Spreading the gift of knowledge among women farmers in Bihar, India
Kisan Sakhi, meaning “a woman farmer friend,” is an initiative jointly started by the Cereal Systems Initiative for South Asia (CSISA) and the Bihar Mahila Samakhya (Indian government program on women’s equality) that aims to disseminate new climate-resilient and sustainable farming technologies and practices to help empower women farmers in Bihar. Six areas have been identified – Bochaha, Bandra, Aurai, Gai Ghat, Musahri and Kudhni – in the district Muzaffarpur for the pilot work.

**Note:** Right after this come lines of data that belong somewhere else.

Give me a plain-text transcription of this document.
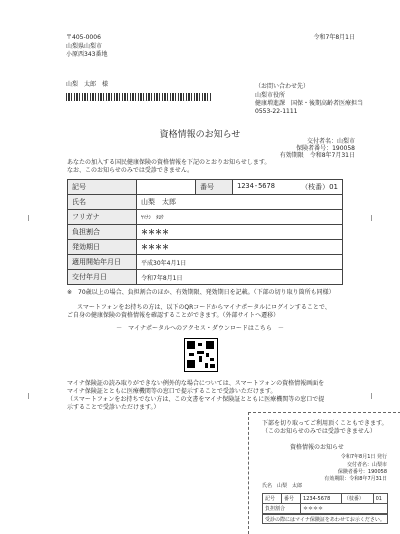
〒405-0006
山梨県山梨市
小原西343番地
山梨　太郎　様
令和7年8月1日
（お問い合わせ先）
山梨市役所
健康増進課　国保・後期高齢者医療担当
0553-22-1111
資格情報のお知らせ
交付者名：山梨市
保険者番号：190058
有効期限　令和8年7月31日
あなたの加入する国民健康保険の資格情報を下記のとおりお知らせします。
なお、このお知らせのみでは受診できません。
記号		番号	1234-5678 （枝番）01

氏名	山梨　太郎		
フリガナ	ﾔﾏﾅｼ　ﾀﾛｳ		
負担割合	＊＊＊＊		
発効期日	＊＊＊＊		
適用開始年月日	平成30年4月1日		
交付年月日	令和7年8月1日		
※　70歳以上の場合、負担割合のほか、有効期限、発効期日を記載。（下部の切り取り箇所も同様）
スマートフォンをお持ちの方は、以下のQRコードからマイナポータルにログインすることで、
ご自身の健康保険の資格情報を確認することができます。（外部サイトへ遷移）
－　マイナポータルへのアクセス・ダウンロードはこちら　－
マイナ保険証の読み取りができない例外的な場合については、スマートフォンの資格情報画面を
マイナ保険証とともに医療機関等の窓口で提示することで受診いただけます。
（スマートフォンをお持ちでない方は、この文書をマイナ保険証とともに医療機関等の窓口で提
示することで受診いただけます。）
下部を切り取ってご利用頂くこともできます。
（このお知らせのみでは受診できません）
資格情報のお知らせ
令和7年8月1日 発行
交付者名：山梨市
保険者番号：190058
有効期限：令和8年7月31日
氏名　山梨　太郎
記号	番号	1234-5678	（枝番）	01
負担割合		＊＊＊＊		
受診の際にはマイナ保険証をあわせてお示ください。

CSISA has introduced new technologies to more than 300 Kisan Sakhi members such as improved weed management, intercropping in maize, intensification of cropping systems with summer green gram, machine transplanting of rice under non-puddled conditions and management of community nurseries. CSISA also aims to support champion women farmer entrepreneurs, who could deliver custom hire services for community nurseries and machine transplanting.

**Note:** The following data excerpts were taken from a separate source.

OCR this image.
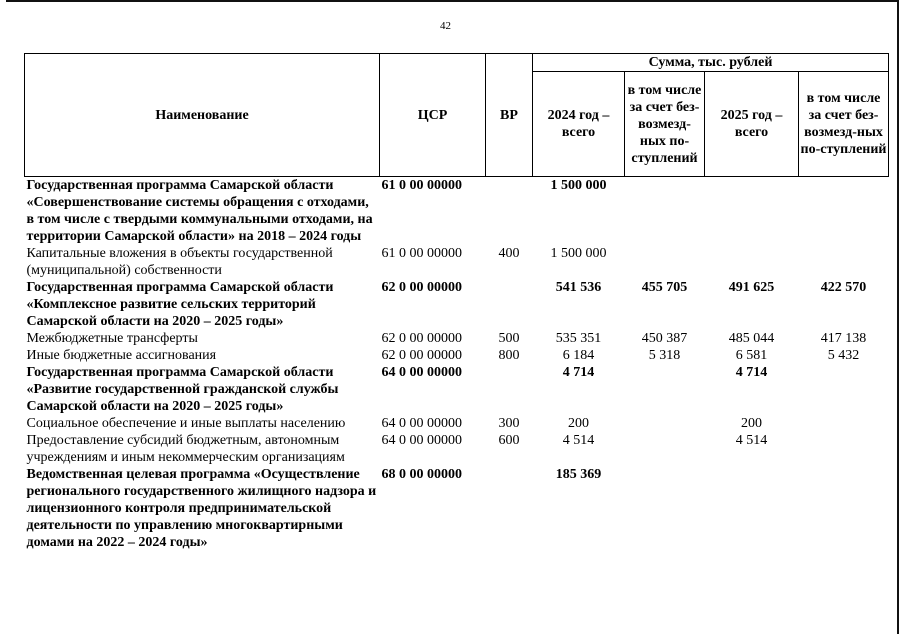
42
Наименование	ЦСР	ВР	Сумма, тыс. рублей			
			2024 год – всего	в том числе за счет без-возмезд-ных по-ступлений	2025 год – всего	в том числе за счет без-возмезд-ных по-ступлений
Государственная программа Самарской области «Совершенствование системы обращения с отходами, в том числе с твердыми коммунальными отходами, на территории Самарской области» на 2018 – 2024 годы	61 0 00 00000		1 500 000			
Капитальные вложения в объекты государственной (муниципальной) собственности	61 0 00 00000	400	1 500 000			
Государственная программа Самарской области «Комплексное развитие сельских территорий Самарской области на 2020 – 2025 годы»	62 0 00 00000		541 536	455 705	491 625	422 570
Межбюджетные трансферты	62 0 00 00000	500	535 351	450 387	485 044	417 138
Иные бюджетные ассигнования	62 0 00 00000	800	6 184	5 318	6 581	5 432
Государственная программа Самарской области «Развитие государственной гражданской службы Самарской области на 2020 – 2025 годы»	64 0 00 00000		4 714		4 714	
Социальное обеспечение и иные выплаты населению	64 0 00 00000	300	200		200	
Предоставление субсидий бюджетным, автономным учреждениям и иным некоммерческим организациям	64 0 00 00000	600	4 514		4 514	
Ведомственная целевая программа «Осуществление регионального государственного жилищного надзора и лицензионного контроля предпринимательской деятельности по управлению многоквартирными домами на 2022 – 2024 годы»	68 0 00 00000		185 369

Contrary to a common perception that women in agriculture are not empowered decision-makers, about 15 percent of the group members identified themselves as landowners and said that they are involved in decision making in terms of taking land on rent and carrying out farming operations to sustain their livelihoods.

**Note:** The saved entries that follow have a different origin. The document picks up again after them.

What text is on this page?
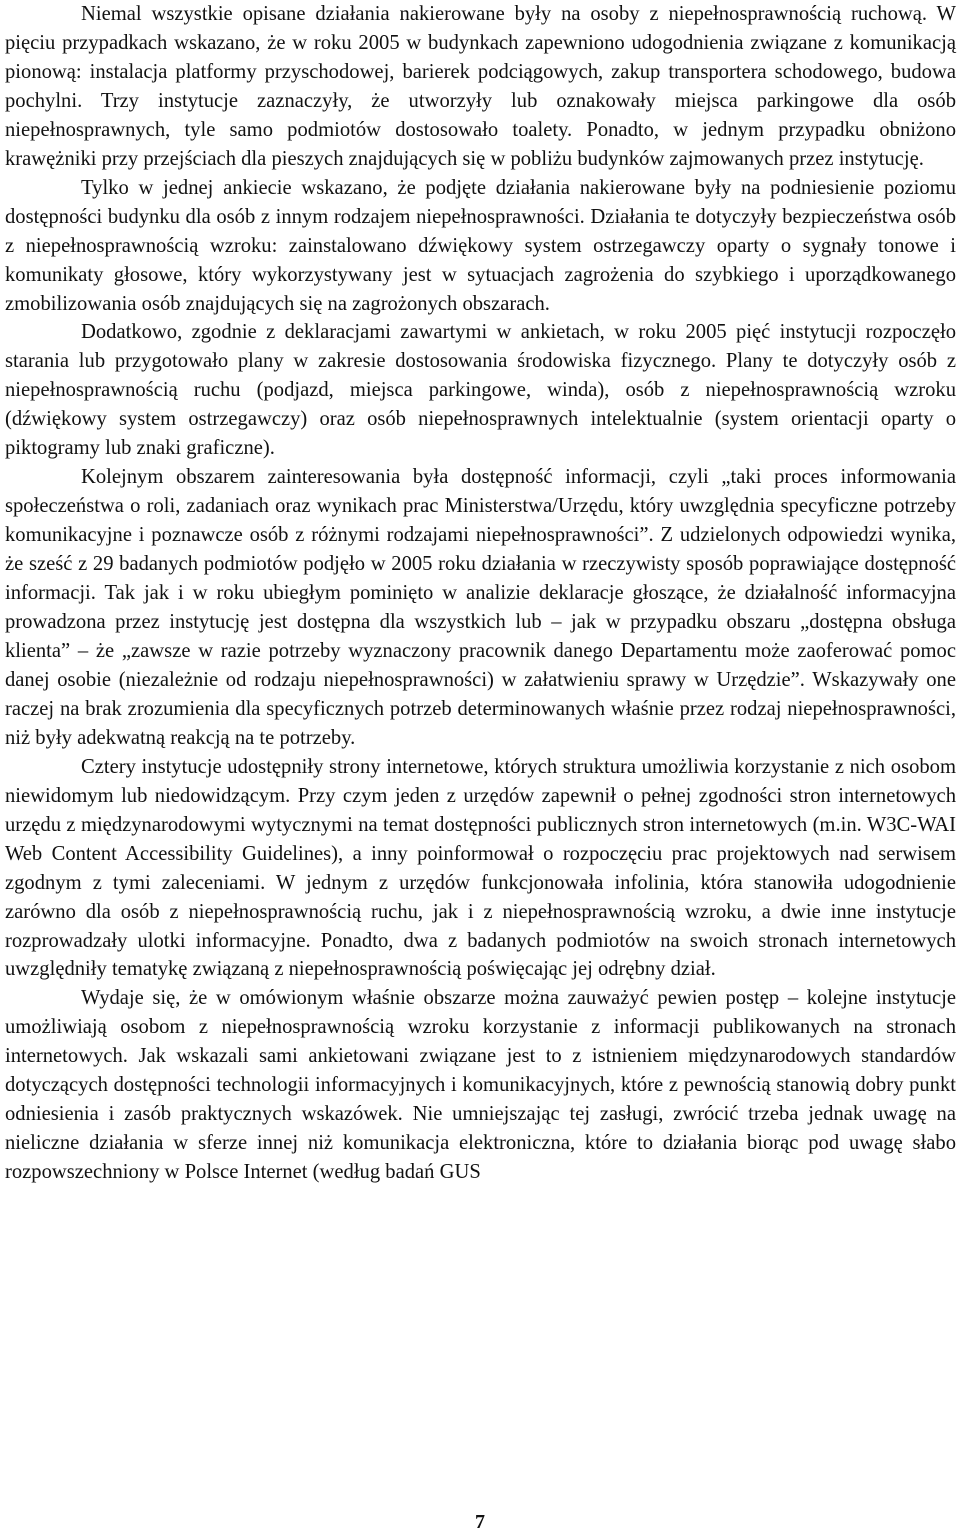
Niemal wszystkie opisane działania nakierowane były na osoby z niepełnosprawnością ruchową. W pięciu przypadkach wskazano, że w roku 2005 w budynkach zapewniono udogodnienia związane z komunikacją pionową: instalacja platformy przyschodowej, barierek podciągowych, zakup transportera schodowego, budowa pochylni. Trzy instytucje zaznaczyły, że utworzyły lub oznakowały miejsca parkingowe dla osób niepełnosprawnych, tyle samo podmiotów dostosowało toalety. Ponadto, w jednym przypadku obniżono krawężniki przy przejściach dla pieszych znajdujących się w pobliżu budynków zajmowanych przez instytucję.

Tylko w jednej ankiecie wskazano, że podjęte działania nakierowane były na podniesienie poziomu dostępności budynku dla osób z innym rodzajem niepełnosprawności. Działania te dotyczyły bezpieczeństwa osób z niepełnosprawnością wzroku: zainstalowano dźwiękowy system ostrzegawczy oparty o sygnały tonowe i komunikaty głosowe, który wykorzystywany jest w sytuacjach zagrożenia do szybkiego i uporządkowanego zmobilizowania osób znajdujących się na zagrożonych obszarach.

Dodatkowo, zgodnie z deklaracjami zawartymi w ankietach, w roku 2005 pięć instytucji rozpoczęło starania lub przygotowało plany w zakresie dostosowania środowiska fizycznego. Plany te dotyczyły osób z niepełnosprawnością ruchu (podjazd, miejsca parkingowe, winda), osób z niepełnosprawnością wzroku (dźwiękowy system ostrzegawczy) oraz osób niepełnosprawnych intelektualnie (system orientacji oparty o piktogramy lub znaki graficzne).

Kolejnym obszarem zainteresowania była dostępność informacji, czyli „taki proces informowania społeczeństwa o roli, zadaniach oraz wynikach prac Ministerstwa/Urzędu, który uwzględnia specyficzne potrzeby komunikacyjne i poznawcze osób z różnymi rodzajami niepełnosprawności”. Z udzielonych odpowiedzi wynika, że sześć z 29 badanych podmiotów podjęło w 2005 roku działania w rzeczywisty sposób poprawiające dostępność informacji. Tak jak i w roku ubiegłym pominięto w analizie deklaracje głoszące, że działalność informacyjna prowadzona przez instytucję jest dostępna dla wszystkich lub – jak w przypadku obszaru „dostępna obsługa klienta” – że „zawsze w razie potrzeby wyznaczony pracownik danego Departamentu może zaoferować pomoc danej osobie (niezależnie od rodzaju niepełnosprawności) w załatwieniu sprawy w Urzędzie”. Wskazywały one raczej na brak zrozumienia dla specyficznych potrzeb determinowanych właśnie przez rodzaj niepełnosprawności, niż były adekwatną reakcją na te potrzeby.

Cztery instytucje udostępniły strony internetowe, których struktura umożliwia korzystanie z nich osobom niewidomym lub niedowidzącym. Przy czym jeden z urzędów zapewnił o pełnej zgodności stron internetowych urzędu z międzynarodowymi wytycznymi na temat dostępności publicznych stron internetowych (m.in. W3C-WAI Web Content Accessibility Guidelines), a inny poinformował o rozpoczęciu prac projektowych nad serwisem zgodnym z tymi zaleceniami. W jednym z urzędów funkcjonowała infolinia, która stanowiła udogodnienie zarówno dla osób z niepełnosprawnością ruchu, jak i z niepełnosprawnością wzroku, a dwie inne instytucje rozprowadzały ulotki informacyjne. Ponadto, dwa z badanych podmiotów na swoich stronach internetowych uwzględniły tematykę związaną z niepełnosprawnością poświęcając jej odrębny dział.

Wydaje się, że w omówionym właśnie obszarze można zauważyć pewien postęp – kolejne instytucje umożliwiają osobom z niepełnosprawnością wzroku korzystanie z informacji publikowanych na stronach internetowych. Jak wskazali sami ankietowani związane jest to z istnieniem międzynarodowych standardów dotyczących dostępności technologii informacyjnych i komunikacyjnych, które z pewnością stanowią dobry punkt odniesienia i zasób praktycznych wskazówek. Nie umniejszając tej zasługi, zwrócić trzeba jednak uwagę na nieliczne działania w sferze innej niż komunikacja elektroniczna, które to działania biorąc pod uwagę słabo rozpowszechniony w Polsce Internet (według badań GUS

7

At a recent visit with visiting teams from the U.S. Agency for International Development, the Bill & Melinda Gates Foundation, representatives of Bihar state and members of the CSISA Bihar Hub, group members had the opportunity to talk about the challenges they faced in agriculture, their enthusiasm for new technologies, and the results they had seen from CSISA training. “Imparting knowledge and skill is more important than providing short-term monetary support from a project,” a group member said.